High technology and big investments required by shale drilling are cutting the number of Canadian companies capable of operating natural gas wells, according to an industry population count by the National Energy Board (NEB).

Since the shale gale of horizontal drilling and hydraulic fracturing spread to Canada eight years ago, the roster of gas operators in Alberta and British Columbia has shrunk by 17% to less than 500 from more than 600.

“Prior to 2009, the majority of companies in western Canada drilled relatively inexpensive vertical gas wells,” the NEB said. Production volume has barely changed in the Western Canada Sedimentary Basin, at a daily average 15.13 Bcf last year, compared to 15.17 Bcf in 2009.

Turning to shale deposits to replace vertical wells that petered out as conventional flowing reserves depleted is changing the industry structure by eliminating small firms or reducing their stature to minority investment partners.

“Modern gas wells are more expensive, since they are deeper, have long horizontal legs, and are stimulated with large applications of hydraulic fracturing. Because these new wells are more costly, smaller operators generally cannot afford to drill new wells,” said the NEB.

As in 2009, less than a dozen well operators account for half of western Canadian gas production. The concentration shows signs of increasing. Seven years ago, 95% of output belonged to 103 firms. As of last year, 81 operators controlled all but 5% of production.

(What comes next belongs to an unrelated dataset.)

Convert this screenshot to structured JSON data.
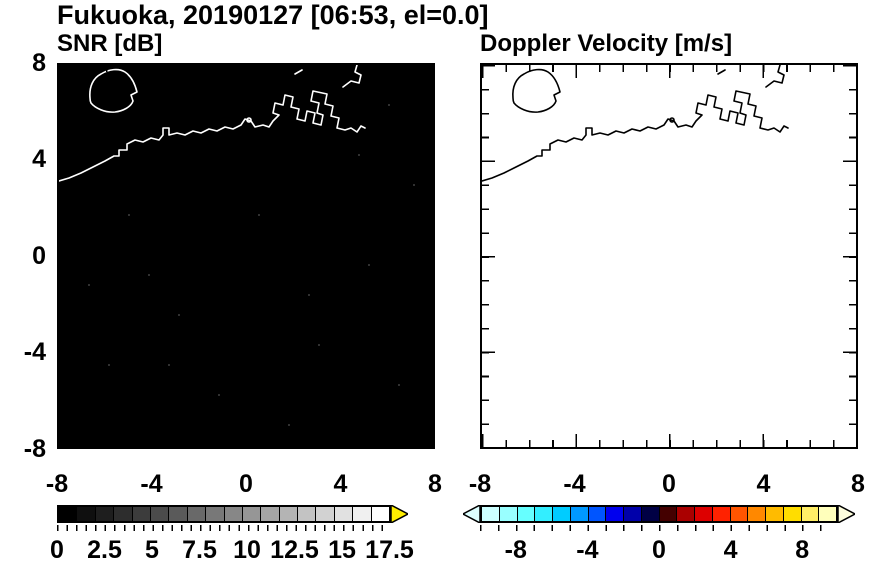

“This suggests that shrinking production from both the largest and smallest operators has been offset by growing production from medium-sized operators,” said the NEB.

The board points out that the biggest Canadian firms have investment alternatives, led by the northern Alberta oilsands, where project costs dwarf even the biggest shale gas wells.

Canadian Natural Resources Ltd. (CNRL), for instance, led the top five gas well operators with 20% of production in 2009. CNRL remains the top gas operator, but the output share slid to 11% as the company concentrated on bitumen mining and upgrading.

The rest of the top five Canadian gas well operators in 2016 were Tourmaline Oil Corp. (6%), ConocoPhillips (5%), Peyto Exploration (5%) and Husky Oil (4%). Oilsands developer Cenovus Energy is signaling intentions in its takeover plans for ConocoPhillips to maintain and possibly expand the gas legacy, partly to cover fuel costs of thermal bitumen extraction.